See our latest product guide for full details of the current product range.

What do you need?

When submitting a mortgage application to the Melton, borrowers will be required to provide:

  • Copy of planning permission and building regulations approval for the project
  • Copies of architectural drawings
  • Breakdown of the work to be undertaken and details of who will be doing the work
  • Details of the projects costings and cashflow projections
  • An NHBC certificate or equivalent warranty and this should be applied for before building work commences as the warranty provider will need to undertake their own inspections at key stages throughout the build process.
  • The Melton will also require documentation to support the application in the same way as any regular mortgage eg payslips, bank statements, ID, proof of rent/mortgage payments, proof of deposit etc.

How does the mortgage drawdown process work?

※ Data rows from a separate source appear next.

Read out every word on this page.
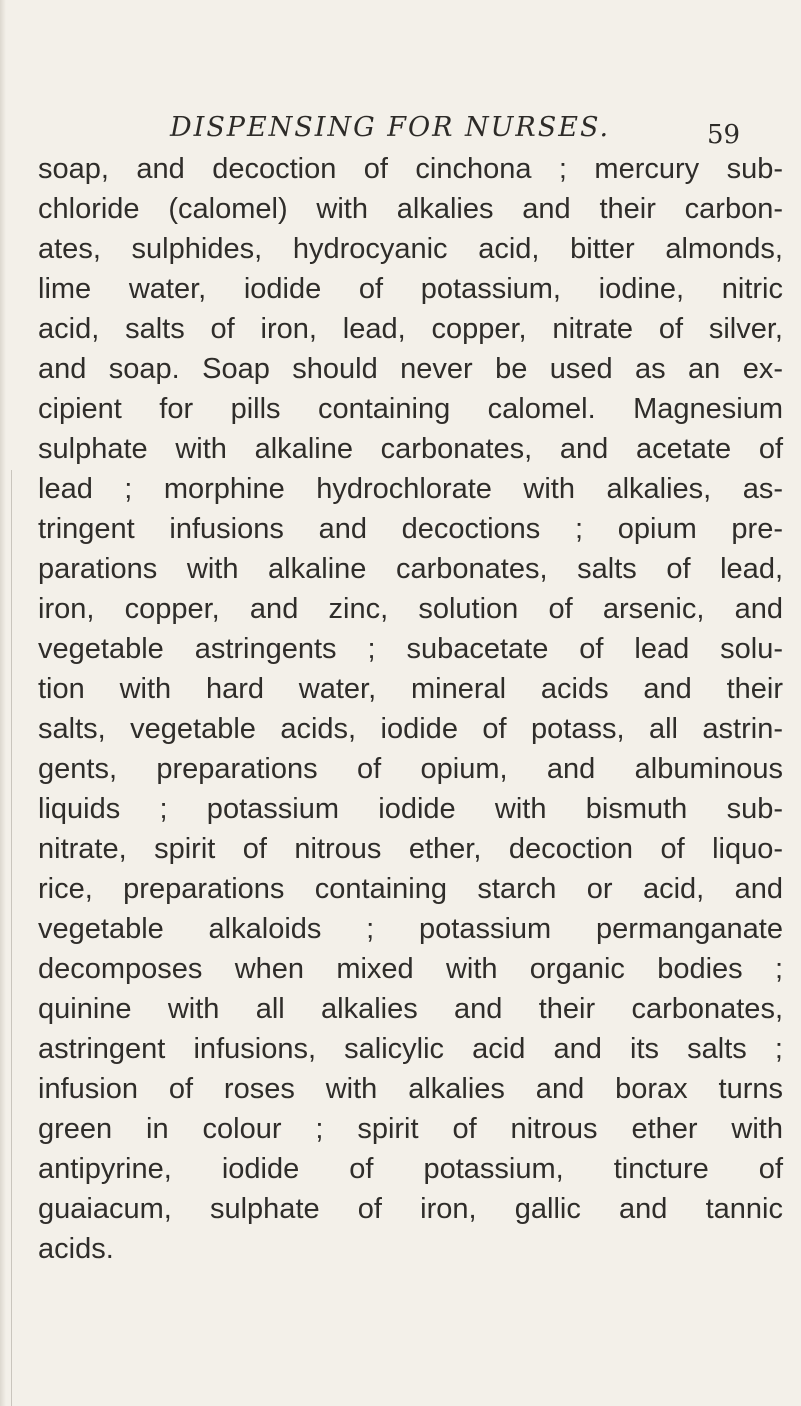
DISPENSING FOR NURSES.	59
soap, and decoction of cinchona ; mercury sub-
chloride (calomel) with alkalies and their carbon-
ates, sulphides, hydrocyanic acid, bitter almonds,
lime water, iodide of potassium, iodine, nitric
acid, salts of iron, lead, copper, nitrate of silver,
and soap. Soap should never be used as an ex-
cipient for pills containing calomel. Magnesium
sulphate with alkaline carbonates, and acetate of
lead ; morphine hydrochlorate with alkalies, as-
tringent infusions and decoctions ; opium pre-
parations with alkaline carbonates, salts of lead,
iron, copper, and zinc, solution of arsenic, and
vegetable astringents ; subacetate of lead solu-
tion with hard water, mineral acids and their
salts, vegetable acids, iodide of potass, all astrin-
gents, preparations of opium, and albuminous
liquids ; potassium iodide with bismuth sub-
nitrate, spirit of nitrous ether, decoction of liquo-
rice, preparations containing starch or acid, and
vegetable alkaloids ; potassium permanganate
decomposes when mixed with organic bodies ;
quinine with all alkalies and their carbonates,
astringent infusions, salicylic acid and its salts ;
infusion of roses with alkalies and borax turns
green in colour ; spirit of nitrous ether with
antipyrine, iodide of potassium, tincture of
guaiacum, sulphate of iron, gallic and tannic
acids.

Once a mortgage application has been approved, the Melton will agree a schedule of payment drawdowns with the borrower.

The Melton instructs a local valuer to inspect the building work at each build and payment release stage until the building is complete.

8. How can you qualify for a self build mortgage?

To qualify for a self build mortgage, your project must meet the following criteria:

Detailed Planning Permission must have been granted before an application can be considered and approved by the Society before any stage releases can be made.

Building Regulation Approval must have been issued and approved by the Society before building work starts and before any stage releases can be made.

Site insurance must be in place.

9. Other Costs to Consider

As the buyer of the property, you are responsible for completing the land transaction return and paying the Stamp Duty Land Tax. Your solicitor or licensed conveyancer will usually handle this for you and send it to HMRC on your behalf.

Valuation Fees

Mortgage lenders will conduct a survey and valuation of your land for their own records and, even though they charge you for this you will normally find that this valuation is not passed on to you. You may therefore also wish to have an independent valuation carried out by a professional surveyor for your own use and purposes.

Mortgage lenders will normally also charge you for each reinspection and valuation as the different stage payment points are reached. As there can be quite large variations between different lender’s charges, you should seek information about these before deciding which mortgage may be mostsuitable.

“It’s important to arrange adequate insurance”

Planning Fees

You should expect to pay fees for drawings and plans prepared by architects or other professionals. You will also have to pay the normal council charges for planning permission, and for building regulations approval and inspections.

These costs can be obtained on request from the local council.


It is important to ensure you are adequately insured. Self build insurance policies are available and can provide cover for:

  • Public Liability Insurance – This covers legal liability for claims made by any other person or body in respect of death, injury or loss arising from your building operations.
  • Employer’s Liability Insurance – This is a legal requirement if you are employing anyone. This can also be a factor if any sub-contractor working for you has an accident on site where your duty to provide a safe working site could be called into question.
  • Contracts Works Insurance – Protects against losses through theft, vandalism, structural damage, fire, flood, storm damage, damage by delivery vehicles, etc.
  • Other Insurance – You may also require special additional cover on occasions when any specialist services are being provided on site by third parties.

10. Value Added Tax

Self build homes are exempt from VAT, as are non-domestic buildings with Planning Permission for conversion into homes and certain listed properties. You should be able to reclaim your VAT if you are doing a self build project or converting a non-residential property eg a barn or a windmill.

“Make sure you keep receipts for all your purchases as you will need these to make your claim.”